A eucalyptus tree is planted as part of The Queen's Green Canopy project

Annual assessment for metropolis’s tree technique

2 minutes, 59 seconds Read

Revealed on Wednesday, June 29, 2022

A MAJOR plan that guides the administration of Leicester’s ‘city forest’ has been formally reviewed to replicate the progress that’s been made throughout 2021/22.

The town council’s tree technique was printed in November 2018, setting out the council’s dedication to sustaining and replenishing its tree inventory and enhancing the standard of the bushes in its care.

It additionally reaffirmed the council’s coverage of planting multiple tree to interchange any tree that’s misplaced – and recognised the necessary function that bushes play in decreasing air air pollution, supporting wildlife and mitigating the influence of floods.

Now, the council’s bushes & woodlands crew have revisited the five-year plan to assessment the progress that’s been made up to now 12 months.

The assessment report – introduced to the Neighbourhood Providers Scrutiny Fee – notes that town council planted 19 new bushes for each tree misplaced in 2021/22, and planted a complete of 11,753 bushes in Leicester in 2021/22, with most of them (10,396) planted in schemes supported by the Forestry Fee, Earthwatch or Trees for Cities.

These embrace round 4,200 bushes at metropolis faculties, 3,400 small bushes in Appleton Park, 905 bushes in Monks Relaxation Gardens – and 80 massive bushes, 60 fruit bushes and 1,875 small bushes in Western Park.

As well as, round 750 small bushes got out to the general public to mark the Queen’s Platinum Jubilee, whereas a trio of bushes – chosen for his or her purple, white and blue foliage – have been planted in Abbey Park as a part of The Queen’s Inexperienced Cover challenge.

In the identical interval, 607 bushes – largely in poor situation – have been felled, together with 60 diseased bushes in Western Park, which have been eliminated to restrict the unfold of a lethal pathogen referred to as phytophthora.

All by-product waste from tree works was recycled and repurposed as biofuel, woodchip or logs.

An motion plan for managing the influence of a second lethal pathogen – ash dieback – can be printed throughout 2022/23. The illness – first recognised within the UK in 2012 – is having a devastating impact on ash bushes throughout Europe and is now well-established in Leicester.
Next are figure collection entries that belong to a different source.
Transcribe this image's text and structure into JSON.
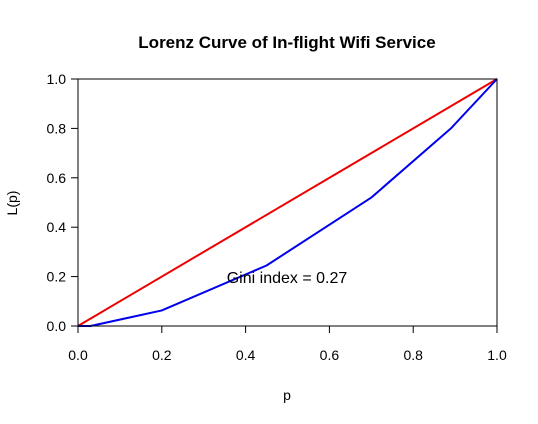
{
  "chart_data": {
    "type": "line",
    "title": "Lorenz Curve of In-flight Wifi Service",
    "xlabel": "p",
    "ylabel": "L(p)",
    "xlim": [
      0,
      1
    ],
    "ylim": [
      0,
      1
    ],
    "x_ticks": [
      "0.0",
      "0.2",
      "0.4",
      "0.6",
      "0.8",
      "1.0"
    ],
    "y_ticks": [
      "0.0",
      "0.2",
      "0.4",
      "0.6",
      "0.8",
      "1.0"
    ],
    "grid": false,
    "annotation": "Gini index = 0.27",
    "series": [
      {
        "color": "#ee0000",
        "x": [
          0,
          1
        ],
        "y": [
          0,
          1
        ]
      },
      {
        "color": "#0000ee",
        "x": [
          0,
          0.03,
          0.2,
          0.45,
          0.7,
          0.89,
          1.0
        ],
        "y": [
          0,
          0,
          0.063,
          0.245,
          0.52,
          0.8,
          1.0
        ]
      }
    ]
  }
}
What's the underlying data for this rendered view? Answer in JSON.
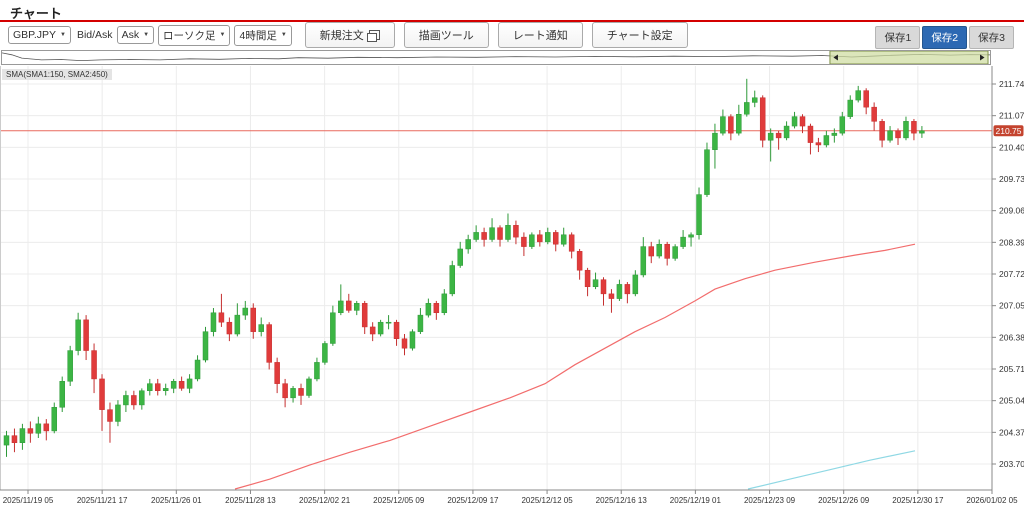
{
  "header": {
    "title": "チャート"
  },
  "toolbar": {
    "symbol_value": "GBP.JPY",
    "bid_ask_label": "Bid/Ask",
    "bid_ask_value": "Ask",
    "chart_type_value": "ローソク足",
    "timeframe_value": "4時間足",
    "new_order_label": "新規注文",
    "drawing_tools_label": "描画ツール",
    "rate_alert_label": "レート通知",
    "chart_settings_label": "チャート設定",
    "save_buttons": [
      {
        "label": "保存1",
        "active": false
      },
      {
        "label": "保存2",
        "active": true
      },
      {
        "label": "保存3",
        "active": false
      }
    ]
  },
  "indicator_label": "SMA(SMA1:150, SMA2:450)",
  "current_price_label": "210.75",
  "chart_data": {
    "type": "candlestick",
    "symbol": "GBP.JPY",
    "timeframe": "4時間足",
    "current_price": 210.75,
    "y_axis": {
      "ticks": [
        211.74,
        211.07,
        210.4,
        209.73,
        209.06,
        208.39,
        207.72,
        207.05,
        206.38,
        205.71,
        205.04,
        204.37,
        203.7
      ],
      "top_price": 211.74,
      "bottom_price": 203.7
    },
    "x_axis": {
      "labels": [
        "2025/11/19 05",
        "2025/11/21 17",
        "2025/11/26 01",
        "2025/11/28 13",
        "2025/12/02 21",
        "2025/12/05 09",
        "2025/12/09 17",
        "2025/12/12 05",
        "2025/12/16 13",
        "2025/12/19 01",
        "2025/12/23 09",
        "2025/12/26 09",
        "2025/12/30 17",
        "2026/01/02 05"
      ]
    },
    "candles": [
      [
        204.1,
        204.4,
        203.85,
        204.3
      ],
      [
        204.3,
        204.45,
        203.95,
        204.15
      ],
      [
        204.15,
        204.55,
        204.0,
        204.45
      ],
      [
        204.45,
        204.6,
        204.15,
        204.35
      ],
      [
        204.35,
        204.7,
        204.25,
        204.55
      ],
      [
        204.55,
        204.65,
        204.2,
        204.4
      ],
      [
        204.4,
        205.0,
        204.35,
        204.9
      ],
      [
        204.9,
        205.55,
        204.8,
        205.45
      ],
      [
        205.45,
        206.2,
        205.35,
        206.1
      ],
      [
        206.1,
        206.9,
        206.0,
        206.75
      ],
      [
        206.75,
        206.85,
        205.9,
        206.1
      ],
      [
        206.1,
        206.25,
        205.2,
        205.5
      ],
      [
        205.5,
        205.6,
        204.4,
        204.85
      ],
      [
        204.85,
        205.0,
        204.15,
        204.6
      ],
      [
        204.6,
        205.05,
        204.5,
        204.95
      ],
      [
        204.95,
        205.25,
        204.8,
        205.15
      ],
      [
        205.15,
        205.25,
        204.85,
        204.95
      ],
      [
        204.95,
        205.3,
        204.85,
        205.25
      ],
      [
        205.25,
        205.5,
        205.15,
        205.4
      ],
      [
        205.4,
        205.5,
        205.15,
        205.25
      ],
      [
        205.25,
        205.4,
        205.15,
        205.3
      ],
      [
        205.3,
        205.5,
        205.2,
        205.45
      ],
      [
        205.45,
        205.55,
        205.25,
        205.3
      ],
      [
        205.3,
        205.6,
        205.2,
        205.5
      ],
      [
        205.5,
        206.0,
        205.45,
        205.9
      ],
      [
        205.9,
        206.6,
        205.85,
        206.5
      ],
      [
        206.5,
        207.0,
        206.4,
        206.9
      ],
      [
        206.9,
        207.3,
        206.6,
        206.7
      ],
      [
        206.7,
        206.8,
        206.3,
        206.45
      ],
      [
        206.45,
        207.1,
        206.4,
        206.85
      ],
      [
        206.85,
        207.15,
        206.75,
        207.0
      ],
      [
        207.0,
        207.1,
        206.35,
        206.5
      ],
      [
        206.5,
        206.8,
        206.4,
        206.65
      ],
      [
        206.65,
        206.7,
        205.7,
        205.85
      ],
      [
        205.85,
        205.95,
        205.2,
        205.4
      ],
      [
        205.4,
        205.5,
        204.9,
        205.1
      ],
      [
        205.1,
        205.35,
        205.0,
        205.3
      ],
      [
        205.3,
        205.4,
        204.95,
        205.15
      ],
      [
        205.15,
        205.55,
        205.1,
        205.5
      ],
      [
        205.5,
        205.95,
        205.45,
        205.85
      ],
      [
        205.85,
        206.3,
        205.8,
        206.25
      ],
      [
        206.25,
        207.05,
        206.2,
        206.9
      ],
      [
        206.9,
        207.5,
        206.85,
        207.15
      ],
      [
        207.15,
        207.3,
        206.9,
        206.95
      ],
      [
        206.95,
        207.15,
        206.85,
        207.1
      ],
      [
        207.1,
        207.15,
        206.45,
        206.6
      ],
      [
        206.6,
        206.7,
        206.3,
        206.45
      ],
      [
        206.45,
        206.75,
        206.4,
        206.7
      ],
      [
        206.7,
        206.85,
        206.55,
        206.7
      ],
      [
        206.7,
        206.75,
        206.2,
        206.35
      ],
      [
        206.35,
        206.45,
        206.0,
        206.15
      ],
      [
        206.15,
        206.55,
        206.1,
        206.5
      ],
      [
        206.5,
        207.0,
        206.45,
        206.85
      ],
      [
        206.85,
        207.2,
        206.8,
        207.1
      ],
      [
        207.1,
        207.15,
        206.75,
        206.9
      ],
      [
        206.9,
        207.4,
        206.85,
        207.3
      ],
      [
        207.3,
        208.0,
        207.25,
        207.9
      ],
      [
        207.9,
        208.4,
        207.85,
        208.25
      ],
      [
        208.25,
        208.55,
        208.15,
        208.45
      ],
      [
        208.45,
        208.75,
        208.4,
        208.6
      ],
      [
        208.6,
        208.7,
        208.3,
        208.45
      ],
      [
        208.45,
        208.9,
        208.4,
        208.7
      ],
      [
        208.7,
        208.75,
        208.3,
        208.45
      ],
      [
        208.45,
        209.0,
        208.4,
        208.75
      ],
      [
        208.75,
        208.85,
        208.35,
        208.5
      ],
      [
        208.5,
        208.6,
        208.1,
        208.3
      ],
      [
        208.3,
        208.6,
        208.25,
        208.55
      ],
      [
        208.55,
        208.65,
        208.3,
        208.4
      ],
      [
        208.4,
        208.7,
        208.35,
        208.6
      ],
      [
        208.6,
        208.65,
        208.2,
        208.35
      ],
      [
        208.35,
        208.7,
        208.3,
        208.55
      ],
      [
        208.55,
        208.6,
        208.05,
        208.2
      ],
      [
        208.2,
        208.25,
        207.6,
        207.8
      ],
      [
        207.8,
        207.85,
        207.25,
        207.45
      ],
      [
        207.45,
        207.75,
        207.4,
        207.6
      ],
      [
        207.6,
        207.65,
        207.05,
        207.3
      ],
      [
        207.3,
        207.4,
        206.9,
        207.2
      ],
      [
        207.2,
        207.6,
        207.15,
        207.5
      ],
      [
        207.5,
        207.55,
        207.1,
        207.3
      ],
      [
        207.3,
        207.8,
        207.25,
        207.7
      ],
      [
        207.7,
        208.5,
        207.65,
        208.3
      ],
      [
        208.3,
        208.4,
        207.95,
        208.1
      ],
      [
        208.1,
        208.45,
        208.05,
        208.35
      ],
      [
        208.35,
        208.4,
        207.9,
        208.05
      ],
      [
        208.05,
        208.35,
        208.0,
        208.3
      ],
      [
        208.3,
        208.65,
        208.25,
        208.5
      ],
      [
        208.5,
        208.6,
        208.3,
        208.55
      ],
      [
        208.55,
        209.55,
        208.45,
        209.4
      ],
      [
        209.4,
        210.5,
        209.35,
        210.35
      ],
      [
        210.35,
        210.9,
        209.95,
        210.7
      ],
      [
        210.7,
        211.2,
        210.65,
        211.05
      ],
      [
        211.05,
        211.1,
        210.55,
        210.7
      ],
      [
        210.7,
        211.3,
        210.65,
        211.1
      ],
      [
        211.1,
        211.85,
        211.05,
        211.35
      ],
      [
        211.35,
        211.6,
        211.25,
        211.45
      ],
      [
        211.45,
        211.5,
        210.4,
        210.55
      ],
      [
        210.55,
        210.8,
        210.1,
        210.7
      ],
      [
        210.7,
        210.75,
        210.35,
        210.6
      ],
      [
        210.6,
        210.95,
        210.55,
        210.85
      ],
      [
        210.85,
        211.15,
        210.8,
        211.05
      ],
      [
        211.05,
        211.1,
        210.7,
        210.85
      ],
      [
        210.85,
        210.9,
        210.25,
        210.5
      ],
      [
        210.5,
        210.6,
        210.3,
        210.45
      ],
      [
        210.45,
        210.75,
        210.4,
        210.65
      ],
      [
        210.65,
        210.8,
        210.5,
        210.7
      ],
      [
        210.7,
        211.15,
        210.65,
        211.05
      ],
      [
        211.05,
        211.5,
        211.0,
        211.4
      ],
      [
        211.4,
        211.7,
        211.35,
        211.6
      ],
      [
        211.6,
        211.65,
        211.1,
        211.25
      ],
      [
        211.25,
        211.35,
        210.75,
        210.95
      ],
      [
        210.95,
        211.0,
        210.4,
        210.55
      ],
      [
        210.55,
        210.85,
        210.5,
        210.75
      ],
      [
        210.75,
        210.8,
        210.45,
        210.6
      ],
      [
        210.6,
        211.05,
        210.55,
        210.95
      ],
      [
        210.95,
        211.0,
        210.55,
        210.7
      ],
      [
        210.7,
        210.85,
        210.6,
        210.75
      ]
    ],
    "sma1": {
      "name": "SMA1",
      "period": 150,
      "color": "#f26d6d",
      "points": [
        [
          235,
          203.15
        ],
        [
          270,
          203.38
        ],
        [
          310,
          203.68
        ],
        [
          350,
          203.95
        ],
        [
          390,
          204.2
        ],
        [
          430,
          204.5
        ],
        [
          470,
          204.8
        ],
        [
          510,
          205.1
        ],
        [
          545,
          205.4
        ],
        [
          575,
          205.8
        ],
        [
          605,
          206.15
        ],
        [
          635,
          206.5
        ],
        [
          665,
          206.8
        ],
        [
          695,
          207.15
        ],
        [
          715,
          207.4
        ],
        [
          745,
          207.62
        ],
        [
          775,
          207.8
        ],
        [
          815,
          207.97
        ],
        [
          855,
          208.12
        ],
        [
          885,
          208.22
        ],
        [
          915,
          208.35
        ]
      ]
    },
    "sma2": {
      "name": "SMA2",
      "period": 450,
      "color": "#8fd8e4",
      "points": [
        [
          748,
          203.14
        ],
        [
          790,
          203.38
        ],
        [
          830,
          203.58
        ],
        [
          870,
          203.78
        ],
        [
          915,
          203.98
        ]
      ]
    },
    "navigator": {
      "points": [
        [
          0,
          0.08
        ],
        [
          0.01,
          0.25
        ],
        [
          0.02,
          0.55
        ],
        [
          0.04,
          0.72
        ],
        [
          0.06,
          0.68
        ],
        [
          0.08,
          0.78
        ],
        [
          0.1,
          0.72
        ],
        [
          0.13,
          0.68
        ],
        [
          0.16,
          0.72
        ],
        [
          0.19,
          0.62
        ],
        [
          0.22,
          0.66
        ],
        [
          0.25,
          0.58
        ],
        [
          0.28,
          0.62
        ],
        [
          0.3,
          0.52
        ],
        [
          0.33,
          0.56
        ],
        [
          0.36,
          0.48
        ],
        [
          0.4,
          0.52
        ],
        [
          0.44,
          0.45
        ],
        [
          0.48,
          0.48
        ],
        [
          0.52,
          0.42
        ],
        [
          0.56,
          0.45
        ],
        [
          0.6,
          0.4
        ],
        [
          0.64,
          0.44
        ],
        [
          0.68,
          0.38
        ],
        [
          0.72,
          0.42
        ],
        [
          0.76,
          0.35
        ],
        [
          0.8,
          0.38
        ],
        [
          0.83,
          0.32
        ],
        [
          0.86,
          0.45
        ],
        [
          0.88,
          0.38
        ],
        [
          0.9,
          0.3
        ],
        [
          0.93,
          0.22
        ],
        [
          0.96,
          0.28
        ],
        [
          0.98,
          0.24
        ],
        [
          1.0,
          0.26
        ]
      ],
      "selection": [
        0.838,
        0.998
      ]
    },
    "colors": {
      "up": "#3cb544",
      "up_border": "#2e9939",
      "down": "#e03b3b",
      "down_border": "#c52f2f",
      "price_line": "#e96a5f",
      "price_badge": "#c4432e",
      "grid": "#ececec",
      "axis": "#888",
      "selection_fill": "#cddc9e",
      "selection_border": "#7f9147"
    }
  }
}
It’s estimated that ash dieback will end result within the lack of round 15,000 ash bushes from town council’s tree inventory over the subsequent 10 years.

Deputy metropolis mayor for the surroundings Cllr Adam Clarke mentioned: “This formal assessment offers us a possibility to look again on what we’ve achieved and renew our dedication to rising the variety of bushes within the metropolis council’s possession, whereas making certain that the standard of our tree inventory continues to be improved.

“Trees are massively worthwhile to our metropolis, bringing environmental and ecological advantages and vastly enhancing the look of our streets, parks and open areas – whereas supporting our well-being.

“However there are challenges for our bushes and woodlands crew, as lethal pathogens resembling phytophthora and ash dieback have an effect on the bushes within the metropolis, and tree species which are extra immune to illness have to be planted of their place.

“Our tree technique will proceed to information the administration of town’s bushes and woodlands by these difficult occasions – and assist be sure that town’s city forest is maintained and expanded for future generations to take pleasure in.”

Leicester Metropolis Council manages a tree inventory of 168,000 particular person bushes and 111 hectares of woodland.

This consists of bushes in parks and open areas, on freeway verges, on housing estates, throughout the grounds of faculties, and round group services.

Tree cover covers round 16% of town.




Image caption: A blue-leafed eucalyptus tree is planted in Abbey Park as a part of the Queen’s Inexperienced Cover challenge.